FASM: `mov rax, [gs:0x30]` generates address relative to RIP

Index > Main > FASM: `mov rax, [gs:0x30]` generates address relative to RIP

Author

Thread

VEG

Joined: 06 Feb 2013
Posts: 80

VEG 12 Nov 2019, 13:26

`mov rax, [gs:0x30]` generates address relative to RIP, as the result it generates broken code. Had to rewrite it like `mov rax, [gs: dword 0x30]`, but I think that it should be done by default like this when some segment register is mentioned.

12 Nov 2019, 13:26

Tomasz Grysztar

Joined: 16 Jun 2003
Posts: 8548
Location: Kraków, Poland

Tomasz Grysztar 12 Nov 2019, 13:53

With fasmg's implementations this is really easy to tweak.
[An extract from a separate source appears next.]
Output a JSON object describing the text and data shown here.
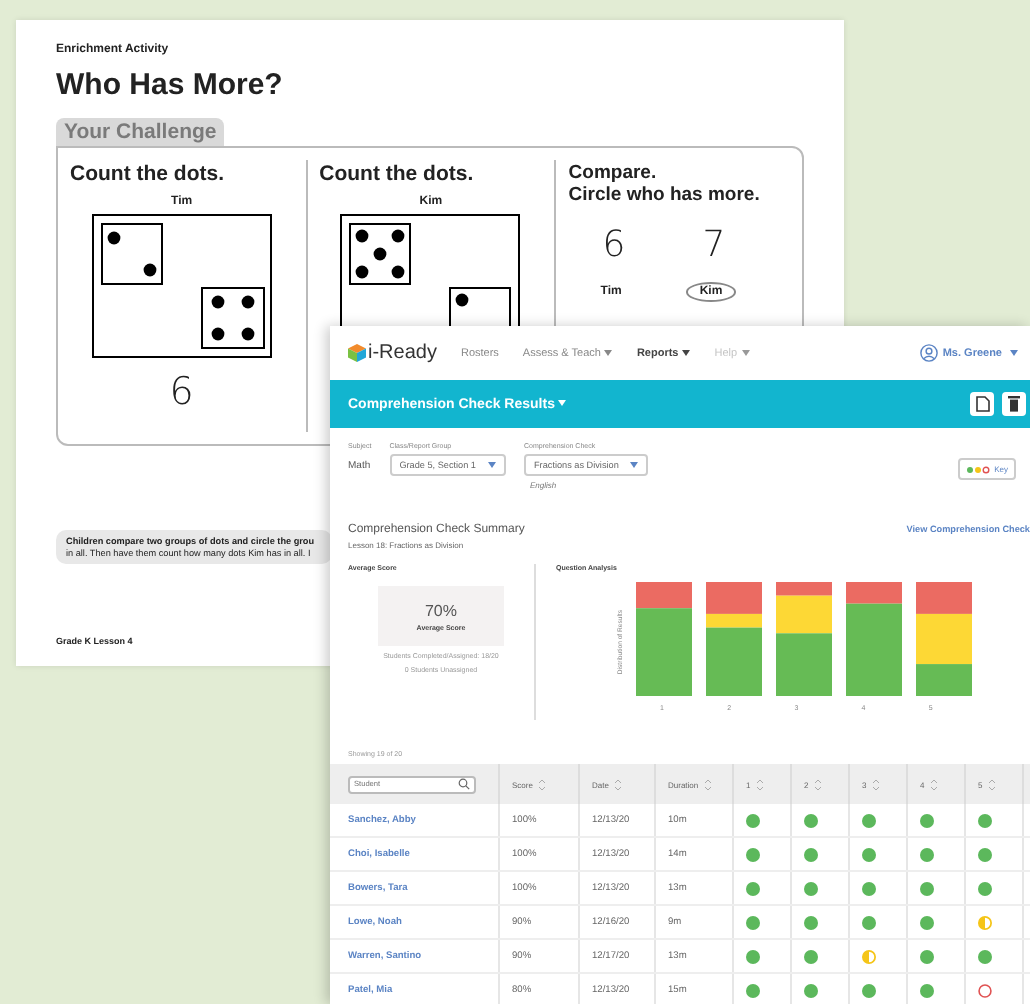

For fasm 1 it might be a bit harder.

12 Nov 2019, 13:53

ProMiNick

Joined: 24 Mar 2012
Posts: 826
Location: Russian Federation, Sochi

ProMiNick 12 Nov 2019, 14:55

I like this variant - placing segment register as prefix

Code:

; Template program using process environment block

format PE64 GUI 5.0
entry start

include 'win64w.inc'

section '.text' code readable executable

proc start
        ;sub     rsp,8           ; Make stack dqword aligned (proc macro already done for us)
     gs mov     rbx,[TEB.ProcessEnvironmentBlock]
        lea     rsi,[rbx+PEB.OSMajorVersion]
        lea     rdi,[_Version]
        lodsd
        add     byte[rdi],al
        lodsd
        add     byte[rdi+2*sizeof.TCHAR],al
        invoke  MessageBox,NULL,rdi,_winVerTitle,MB_OK
        ;add     rsp,8         ; restore stack (proc macro already done for us)
        ret
endp

section '.data' data readable writeable

  _Version TCHAR '0.0',0
  _winVerTitle TCHAR 'Windows version',0

section '.idata' import data readable writeable

  library user32,'USER32.DLL'

  include 'os specific/windows/api/x86/user32.inc'

12 Nov 2019, 14:55

Tomasz Grysztar

Joined: 16 Jun 2003
Posts: 8548
Location: Kraków, Poland

Tomasz Grysztar 12 Nov 2019, 15:38

I made another update of fasmg macros, because this change actually opens up new optimization routes that need to be taken into account:

Code:

00000000: 8B 05 2A 00 00 00        mov eax,[30h]                  
00000006: 65 67 A1 30 00 00 00     mov eax,[gs:30h]               
0000000D: 65 67 A1 FF FF FF FF     mov eax,[gs:000000000FFFFFFFFh]
00000014: 65 8B 04 25 FF FF FF FF  mov eax,[gs:0FFFFFFFFFFFFFFFFh]
0000001C: 65 A1 CC CC CC CC CC CC  mov eax,[gs:0CCCCCCCCCCCCCCCCh]
          CC CC

This makes it little more work to back-port to fasm 1.

ProMiNick wrote:

I like this variant - placing segment register as prefix

In the syntax of fasm this is equivalent to manually adding prefix to an instruction, without affecting the instruction itself. Therefore this way you'd not be able to affect the choice of addressing mode within instruction. I would argue that this is the whole point of these two different syntax variants existing.

12 Nov 2019, 15:38

Tomasz Grysztar

Joined: 16 Jun 2003
Posts: 8548
Location: Kraków, Poland

Tomasz Grysztar 12 Nov 2019, 20:59

VEG wrote:

`mov rax, [gs:0x30]` generates address relative to RIP, as the result it generates broken code.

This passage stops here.